Survival Tips for Hiking and Hunting in the Woods

While flexibility and being able to improvise are some of the most important traits for survivalists, a good survival kit helps. When you are in a situation, the first thing to do is think about it logically. “You don’t want to get emotional or scared,” Zerra says. “Prioritize your most pressing need—food, fire, shelter, water. Ask: What will kill you first? It’s either dehydration or more likely exposure. Stay in the moment; do not think of hypotheticals. Look around and see what you have and how you can use it.”

Shelter building is important, she notes, but it does not need to be large or elaborate. “I build a shelter just for my body and a mini-shelter for the fire,” she says. “Small shelters take less resources, time, and energy to make.”
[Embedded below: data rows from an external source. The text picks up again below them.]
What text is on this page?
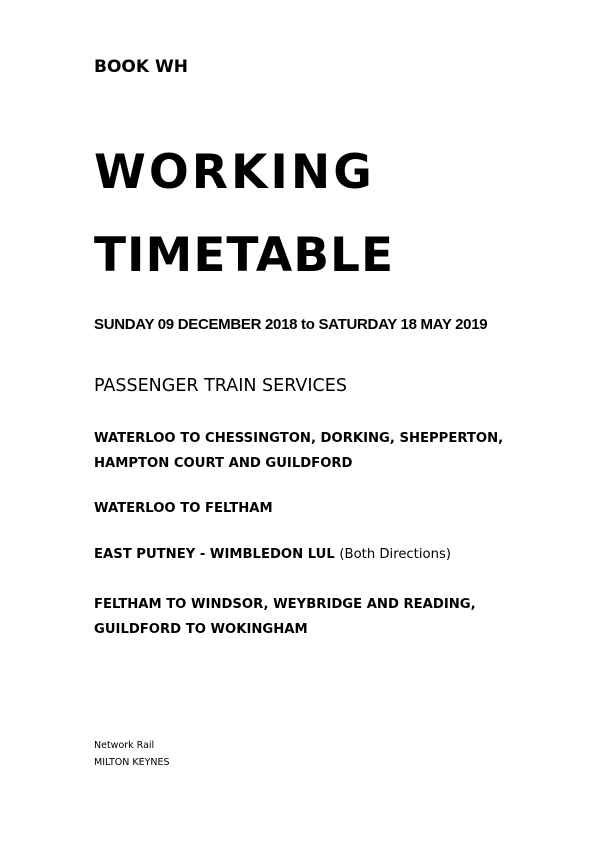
BOOK WH
WORKING
TIMETABLE
SUNDAY 09 DECEMBER 2018 to SATURDAY 18 MAY 2019
PASSENGER TRAIN SERVICES
WATERLOO TO CHESSINGTON, DORKING, SHEPPERTON,
HAMPTON COURT AND GUILDFORD
WATERLOO TO FELTHAM
EAST PUTNEY - WIMBLEDON LUL (Both Directions)
FELTHAM TO WINDSOR, WEYBRIDGE AND READING,
GUILDFORD TO WOKINGHAM
Network Rail
MILTON KEYNES
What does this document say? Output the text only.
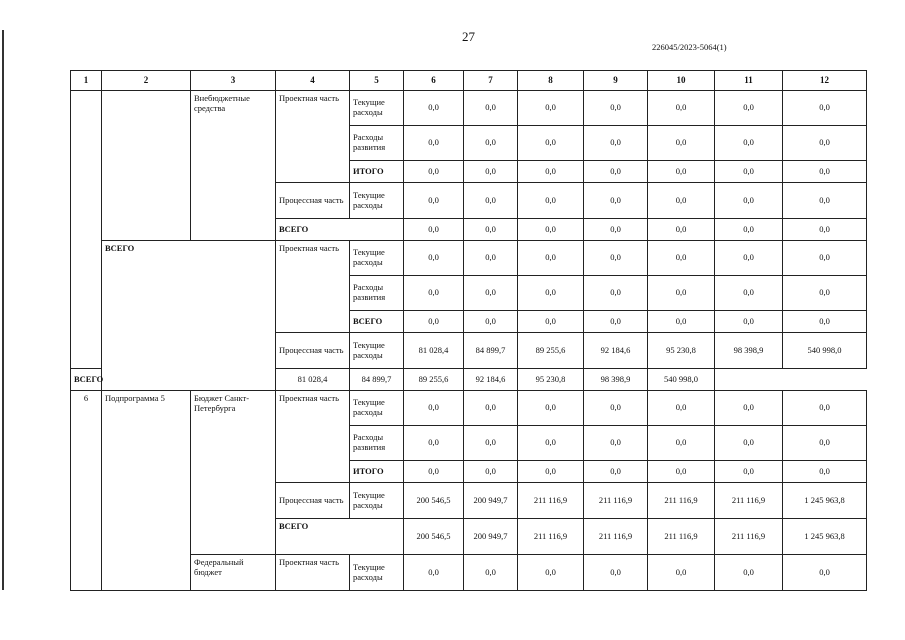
27
226045/2023-5064(1)
1	2	3	4	5	6	7	8	9	10	11	12
		Внебюджетные средства	Проектная часть	Текущие расходы	0,0	0,0	0,0	0,0	0,0	0,0	0,0
				Расходы развития	0,0	0,0	0,0	0,0	0,0	0,0	0,0
				ИТОГО	0,0	0,0	0,0	0,0	0,0	0,0	0,0
			Процессная часть	Текущие расходы	0,0	0,0	0,0	0,0	0,0	0,0	0,0
			ВСЕГО		0,0	0,0	0,0	0,0	0,0	0,0	0,0
	ВСЕГО		Проектная часть	Текущие расходы	0,0	0,0	0,0	0,0	0,0	0,0	0,0
				Расходы развития	0,0	0,0	0,0	0,0	0,0	0,0	0,0
				ВСЕГО	0,0	0,0	0,0	0,0	0,0	0,0	0,0
			Процессная часть	Текущие расходы	81 028,4	84 899,7	89 255,6	92 184,6	95 230,8	98 398,9	540 998,0
ВСЕГО			81 028,4	84 899,7	89 255,6	92 184,6	95 230,8	98 398,9	540 998,0		
6	Подпрограмма 5	Бюджет Санкт-Петербурга	Проектная часть	Текущие расходы	0,0	0,0	0,0	0,0	0,0	0,0	0,0
				Расходы развития	0,0	0,0	0,0	0,0	0,0	0,0	0,0
				ИТОГО	0,0	0,0	0,0	0,0	0,0	0,0	0,0
			Процессная часть	Текущие расходы	200 546,5	200 949,7	211 116,9	211 116,9	211 116,9	211 116,9	1 245 963,8
			ВСЕГО		200 546,5	200 949,7	211 116,9	211 116,9	211 116,9	211 116,9	1 245 963,8
		Федеральный бюджет	Проектная часть	Текущие расходы	0,0	0,0	0,0	0,0	0,0	0,0	0,0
A Modern Guide to Knifemaking

Zerra wrote A Modern Guide to Knifemaking to create the book she wishes she had when she started making knives. “I wanted to break down the entire process in the simplest of terms and have the reader—who I assumed had no prior knowledge—be able to follow the instructions and make a knife from start to finish,” she says. The book imparts wisdom on: creating the design, making a prototype, choosing and buying steel, building a forge, making a handle and sheath, and sharpening techniques.

Folding knives are fine for everyday use, Zerra notes, but a knife made of one solid piece will not break if you’re on a wilderness adventure. “The knife just has to work; you don’t have to take it to the highest level,” she says. “Just go and do it. Don’t let money or space stop you; you don’t need a lot of either. Just make a sharp, pointy thing.”